Хелен Раппапорт - Застигнутые революцией. Живые голоса очевидцев
У восемнадцатилетней подруги Дороти Сеймур, сестры милосердия Энид Стокер[28], развлекаться не было возможности. Она была поражена теми страданиями, которые испытывали раненые, – и в равной мере она была восхищена их стоицизмом на краю смерти и их простой крестьянской верой, которая проявлялась в частых молитвах перед иконами, висевшими по углам их палат. Они много пели и играли на балалайке, по-детски благодарили ее, что ее весьма трогало, но некоторые ее истории просто разрывали сердце{109}. Так, она вспоминала одного молодого солдата, Василия из Сибири, у которого были ампутированы обе ноги. Однажды он лежал на своей койке с культями на подушке, «когда в палату зашел старый крестьянин. Он проделал путь неведомо как, в тысячу миль, чтобы встретиться со своим сыном». Однако как только он увидел его, он начал кричать, «слезы потекли у него по щекам». Стокер ужаснуло то, что, по словам переводчика, старик проклинал юношу: «Почему он не умер? Тогда они получили бы за него небольшую пенсию – а сейчас он для них непосильное бремя. Как он теперь сможет работать в поле? Для них это еще один дармоед, которого надо кормить, а они и так уже почти голодают»{110}.

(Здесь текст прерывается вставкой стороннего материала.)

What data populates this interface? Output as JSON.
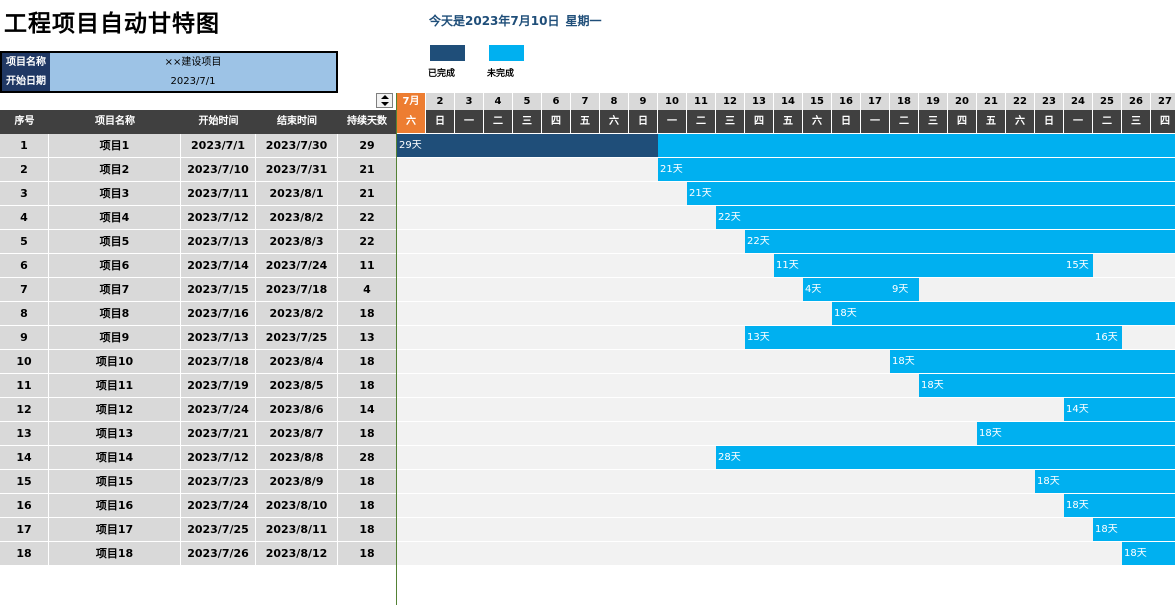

В России к этому времени насчитывалось уже более 20 000 вернувшихся с фронта солдат, потерявших руки или ноги. Дороти Сеймур была довольна своей работой, устраивая для этих калек прогулки в дрожках по заснеженному Петрограду и угощая их чаем{111}. Некоторые из них никогда не покидали своих деревень, пока не были мобилизованы, и после нескольких месяцев, проведенных в госпитале, еще не видели столицы. Для Дороти Сеймур это было все же лучше, чем весь день сидеть и готовить бинты. К большой досаде леди Бьюкенен, Дороти Сеймур (благодаря своему положению при британском дворе и ее родственным связям с тетей императрицы, принцессой Еленой) получила личное приглашение императрицы посетить ее в Царском Селе. Разве она могла отказаться от возможности увидеть женщину, «которая вершила историю и которой предстояло войти в историю»{112}? Эти слова были гораздо более пророческими, чем Дороти Сеймур могла себе представить.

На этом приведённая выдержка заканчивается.